On January 2nd 1923, John Reith interviewed Miss Frances Isobel Shields for a job at the BBC, to be his secretary. At the time the BBC had four or five male staff members. Miss Shields started work on January 8th, instantly making the BBC a 20% female organisation. It’s been greater than that ever since.

This episode’s fab guest is Dr Kate Murphy: academic, former producer of BBC’s Woman’s Hour and author of Behind the Wireless: A History of Early Women at the BBC. Her book is brilliant and highly recommended for a deep dive into the subject.

Hear Isobel Shields’ tale, plus the women who broadcast before her: Britain’s first DJ Gertrude Donisthorpe, 2LO’s first children’s presenter Vivienne Chatterton, and one of our first broadcast comedians Helena Millais. (You can hear their fuller tales if you go back to the earlier episodes on this podcast.)

And hear about some of the women who joined the BBC soon after Miss Shields, like telephonist Olive May and women’s staff supervisor Caroline Banks. Plus hear about some of John Reith’s unusual management practices, from taking his secretaries to the cinema to his brutal firing criteria.

But we dwell on his hiring not firing, as well tell the origin story of British broadcasting. [Continue reading…]

Hidden Morse Code in Tubular Bells (Madpsy’s Palace) 

The link between The Exorcist, Amateur Radio and Alan Turing.

A quick look at how the movie The Exorcist from 1973 has links to the late great Alan Turing via Mike Oldfield’s album Tubular Bells, Scotland and Amateur Radio. It’s Halloween so figured why not throw some horror in the mix.

When Mike Oldfield recorded Tubular Bells in 1973 he had no idea his first album on Virgin Records would be chosen as the soundtrack to The Exorcist later that year. Neither did he know that recording with Virgin Records would have an unintended consequence of hiding a secret message which dates back to 1926, shortly after World War One.

Tubular Bells was famously recorded at The Manor Studio which was owned by Richard Branston and used as a recording studio for Virgin Records. The building is located in Shipton-on-Cherwell, England. Mike was given one week to record the album, on which he played almost all the instruments himself.

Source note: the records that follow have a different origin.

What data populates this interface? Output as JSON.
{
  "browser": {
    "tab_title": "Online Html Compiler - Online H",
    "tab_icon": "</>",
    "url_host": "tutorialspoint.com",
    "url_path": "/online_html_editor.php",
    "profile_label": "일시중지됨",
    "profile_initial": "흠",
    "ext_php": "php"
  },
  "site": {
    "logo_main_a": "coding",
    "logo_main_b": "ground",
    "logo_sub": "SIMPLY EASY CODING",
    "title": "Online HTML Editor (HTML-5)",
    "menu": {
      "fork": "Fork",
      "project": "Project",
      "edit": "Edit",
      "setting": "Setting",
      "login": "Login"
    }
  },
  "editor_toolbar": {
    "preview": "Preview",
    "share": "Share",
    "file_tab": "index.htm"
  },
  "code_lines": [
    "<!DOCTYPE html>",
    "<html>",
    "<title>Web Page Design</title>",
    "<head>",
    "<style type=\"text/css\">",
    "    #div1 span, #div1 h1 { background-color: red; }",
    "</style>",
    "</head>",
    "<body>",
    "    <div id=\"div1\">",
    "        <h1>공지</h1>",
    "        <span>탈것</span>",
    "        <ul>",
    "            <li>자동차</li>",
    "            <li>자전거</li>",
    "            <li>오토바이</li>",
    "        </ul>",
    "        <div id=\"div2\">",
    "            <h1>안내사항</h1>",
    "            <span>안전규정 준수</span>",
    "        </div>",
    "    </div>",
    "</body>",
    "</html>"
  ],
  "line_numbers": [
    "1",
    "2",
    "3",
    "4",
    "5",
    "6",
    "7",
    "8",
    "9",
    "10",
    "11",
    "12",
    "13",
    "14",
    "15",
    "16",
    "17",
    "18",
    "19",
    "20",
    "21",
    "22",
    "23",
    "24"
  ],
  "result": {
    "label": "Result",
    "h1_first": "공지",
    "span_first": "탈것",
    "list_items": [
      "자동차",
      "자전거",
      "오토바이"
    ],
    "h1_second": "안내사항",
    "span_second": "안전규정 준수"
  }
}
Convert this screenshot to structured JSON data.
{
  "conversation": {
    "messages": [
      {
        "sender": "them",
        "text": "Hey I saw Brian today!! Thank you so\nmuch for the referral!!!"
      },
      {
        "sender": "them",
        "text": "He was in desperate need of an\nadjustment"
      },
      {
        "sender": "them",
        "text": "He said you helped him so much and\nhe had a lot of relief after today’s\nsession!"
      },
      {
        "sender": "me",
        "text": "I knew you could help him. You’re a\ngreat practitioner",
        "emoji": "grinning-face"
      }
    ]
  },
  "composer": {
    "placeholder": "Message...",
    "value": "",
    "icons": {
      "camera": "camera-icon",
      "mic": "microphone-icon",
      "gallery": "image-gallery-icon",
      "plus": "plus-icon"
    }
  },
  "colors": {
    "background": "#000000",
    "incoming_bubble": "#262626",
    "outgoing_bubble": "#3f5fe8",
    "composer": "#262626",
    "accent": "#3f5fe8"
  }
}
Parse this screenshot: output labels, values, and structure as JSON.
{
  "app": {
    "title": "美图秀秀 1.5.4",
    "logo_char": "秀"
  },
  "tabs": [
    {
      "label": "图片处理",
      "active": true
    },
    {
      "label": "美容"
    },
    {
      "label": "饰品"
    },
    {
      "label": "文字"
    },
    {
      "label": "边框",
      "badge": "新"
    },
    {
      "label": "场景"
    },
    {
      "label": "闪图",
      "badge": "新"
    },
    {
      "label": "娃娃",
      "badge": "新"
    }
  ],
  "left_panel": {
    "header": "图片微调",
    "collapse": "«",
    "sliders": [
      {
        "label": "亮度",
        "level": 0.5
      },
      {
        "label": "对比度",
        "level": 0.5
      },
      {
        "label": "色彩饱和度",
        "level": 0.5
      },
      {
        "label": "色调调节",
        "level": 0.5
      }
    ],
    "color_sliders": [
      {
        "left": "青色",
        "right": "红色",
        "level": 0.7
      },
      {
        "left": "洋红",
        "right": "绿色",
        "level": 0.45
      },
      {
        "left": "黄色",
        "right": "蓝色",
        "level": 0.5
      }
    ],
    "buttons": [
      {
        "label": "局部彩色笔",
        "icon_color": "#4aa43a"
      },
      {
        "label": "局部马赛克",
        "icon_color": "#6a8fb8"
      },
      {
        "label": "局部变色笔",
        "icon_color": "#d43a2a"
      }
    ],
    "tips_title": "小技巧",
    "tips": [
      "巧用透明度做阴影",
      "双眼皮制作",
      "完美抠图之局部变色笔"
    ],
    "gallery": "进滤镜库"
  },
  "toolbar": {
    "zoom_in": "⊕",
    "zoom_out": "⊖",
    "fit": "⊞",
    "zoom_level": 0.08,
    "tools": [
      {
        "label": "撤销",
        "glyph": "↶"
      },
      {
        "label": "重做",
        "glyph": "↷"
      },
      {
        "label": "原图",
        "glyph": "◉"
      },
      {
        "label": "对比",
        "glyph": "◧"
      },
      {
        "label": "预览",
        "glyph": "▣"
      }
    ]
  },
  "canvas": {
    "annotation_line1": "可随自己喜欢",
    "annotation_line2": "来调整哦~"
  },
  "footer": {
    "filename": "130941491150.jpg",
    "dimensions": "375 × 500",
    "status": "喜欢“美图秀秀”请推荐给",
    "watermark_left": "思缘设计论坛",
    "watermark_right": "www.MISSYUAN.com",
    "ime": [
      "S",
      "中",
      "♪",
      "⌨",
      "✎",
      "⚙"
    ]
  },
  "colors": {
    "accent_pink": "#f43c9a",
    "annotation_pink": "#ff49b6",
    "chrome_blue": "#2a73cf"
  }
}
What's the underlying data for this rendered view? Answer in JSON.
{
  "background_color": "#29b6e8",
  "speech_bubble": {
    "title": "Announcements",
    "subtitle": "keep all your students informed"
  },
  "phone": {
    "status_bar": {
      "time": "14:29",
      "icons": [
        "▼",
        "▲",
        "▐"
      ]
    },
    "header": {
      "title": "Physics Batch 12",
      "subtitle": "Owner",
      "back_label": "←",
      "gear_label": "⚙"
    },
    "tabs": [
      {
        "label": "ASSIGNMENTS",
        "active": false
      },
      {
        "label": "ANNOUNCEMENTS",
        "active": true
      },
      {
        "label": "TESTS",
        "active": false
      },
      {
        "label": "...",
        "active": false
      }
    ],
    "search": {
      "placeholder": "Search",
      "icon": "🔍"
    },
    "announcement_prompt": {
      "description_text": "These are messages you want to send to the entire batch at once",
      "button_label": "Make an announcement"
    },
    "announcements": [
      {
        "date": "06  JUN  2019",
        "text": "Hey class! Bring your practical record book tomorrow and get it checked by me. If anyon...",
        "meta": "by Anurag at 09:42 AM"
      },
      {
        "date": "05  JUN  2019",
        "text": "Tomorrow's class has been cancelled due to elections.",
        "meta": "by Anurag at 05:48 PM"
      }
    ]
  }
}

The album initially struggled to sell. Then, later the same year, it was chosen as the soundtrack for the movie The Exorcist. It then experienced massive success and has since sold over 15 million copies worldwide. [Continue reading…]

Roger Wallis from “The Saturday Show” on Radio Sweden passes away

Many thanks to SWLing Post contributor, Lennart Wennberg, who notes:

Just got the news that Mr Roger Wallis has died at the age of 80.

I remember him from Radio Sweden’s Saturday Shows on MW in the 70s. He was “Big Bad Roger” and hosted together with Kangaroo Kim.

Lennart Wennberg
Sweden

From Wikipedia:

Roger Wallis (8 August 1941 – 22 January 2022) was a British-born Swedish musician, journalist and researcher.[1]. He was an adjunct professor of multimedia at the Royal Institute of Technology in Stockholm.[2]

Between 1967 and 1981, Wallis was the main presenter of the English language The Saturday Show on Radio Sweden. Wallis also co-wrote “Judy, min vän”.

Wallis died on 22 January 2022, at the age of 80.